Sega cancels its 'Super Game' plan
Sega has cancelled its mysterious "Super Game" project five years after announcing it, according to its 2026 fiscal year financial results. The company made the decision following the weak performance of its free-to-play and "games-as-a-service" titles like Sonic Rumble Party. Sega also cited financial struggles with Angry Birds developer Rovio.
It's never been clear exactly what Super Game was, with Sega previously painting it in hilariously vague terms. In 2023 the company said it involved "the concept of a game that stands head and shoulder above normal games," after previously describing it as "large-scale, global games." Super Game also involved online play somehow, with Microsoft's Azure cloud platform powering development. Sega was planning to invest about $880 million and release it in March of 2026.

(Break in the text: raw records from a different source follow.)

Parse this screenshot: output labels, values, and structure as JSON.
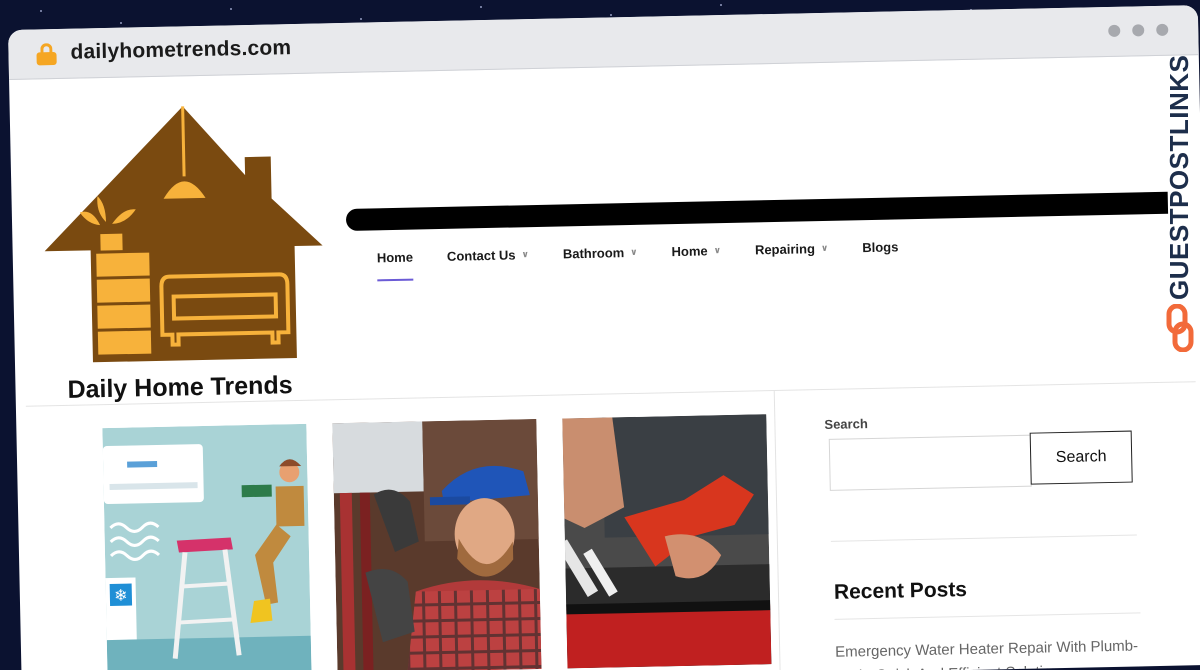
{
  "browser": {
    "url": "dailyhometrends.com"
  },
  "site": {
    "title": "Daily Home Trends"
  },
  "nav": {
    "items": [
      {
        "label": "Home",
        "active": true,
        "dropdown": false
      },
      {
        "label": "Contact Us",
        "active": false,
        "dropdown": true
      },
      {
        "label": "Bathroom",
        "active": false,
        "dropdown": true
      },
      {
        "label": "Home",
        "active": false,
        "dropdown": true
      },
      {
        "label": "Repairing",
        "active": false,
        "dropdown": true
      },
      {
        "label": "Blogs",
        "active": false,
        "dropdown": false
      }
    ]
  },
  "sidebar": {
    "search_label": "Search",
    "search_placeholder": "",
    "search_button": "Search",
    "recent_posts_title": "Recent Posts",
    "recent_posts": [
      "Emergency Water Heater Repair With Plumb-Tech: Quick And Efficient Solutions"
    ]
  },
  "brand": {
    "watermark": "GUESTPOSTLINKS"
  },
  "colors": {
    "logo_brown": "#7a4a10",
    "logo_yellow": "#f7b23b",
    "nav_active_underline": "#6b5bd6",
    "brand_orange": "#f26a3a",
    "brand_navy": "#1d2e4b"
  },
  "icons": {
    "lock": "lock-icon",
    "chevron": "chevron-down-icon",
    "brand_link": "chain-link-icon"
  }
}
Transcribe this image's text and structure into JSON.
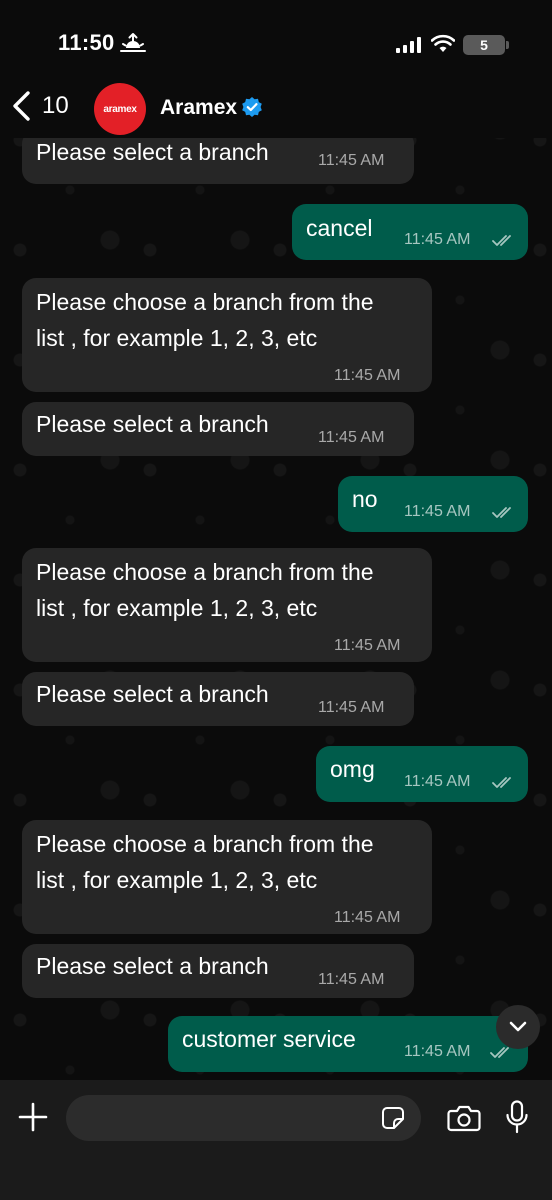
{
  "status_bar": {
    "time": "11:50",
    "battery": "5"
  },
  "header": {
    "unread_count": "10",
    "avatar_text": "aramex",
    "contact_name": "Aramex"
  },
  "messages": [
    {
      "dir": "in",
      "text": "Please select a branch",
      "time": "11:45 AM"
    },
    {
      "dir": "out",
      "text": "cancel",
      "time": "11:45 AM"
    },
    {
      "dir": "in",
      "text": "Please choose a branch from the\nlist , for example 1, 2, 3, etc",
      "time": "11:45 AM"
    },
    {
      "dir": "in",
      "text": "Please select a branch",
      "time": "11:45 AM"
    },
    {
      "dir": "out",
      "text": "no",
      "time": "11:45 AM"
    },
    {
      "dir": "in",
      "text": "Please choose a branch from the\nlist , for example 1, 2, 3, etc",
      "time": "11:45 AM"
    },
    {
      "dir": "in",
      "text": "Please select a branch",
      "time": "11:45 AM"
    },
    {
      "dir": "out",
      "text": "omg",
      "time": "11:45 AM"
    },
    {
      "dir": "in",
      "text": "Please choose a branch from the\nlist , for example 1, 2, 3, etc",
      "time": "11:45 AM"
    },
    {
      "dir": "in",
      "text": "Please select a branch",
      "time": "11:45 AM"
    },
    {
      "dir": "out",
      "text": "customer service",
      "time": "11:45 AM"
    }
  ],
  "composer": {
    "placeholder": ""
  },
  "colors": {
    "incoming_bubble": "#262626",
    "outgoing_bubble": "#005c4b",
    "brand_red": "#e32027",
    "verified_blue": "#1d9bf0"
  }
}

Whatever it was, it's now dead. The company has shifted over 100 people who were working on free-to-play games over to development on games that people seem to actually care about. This includes "mainstay IPs" like reboots of Virtua Fighter, Golden Axe, Streets of Rage and Crazy Taxi that are still in progress. The company is also focusing on its biggest bright spot of late, movies, with upcoming titles including Sonic the Hedgehog 4, The Angry Birds Movie 3 and adaptations of OutRun, Golden Axe, Shinobi and Streets of Rage, among others.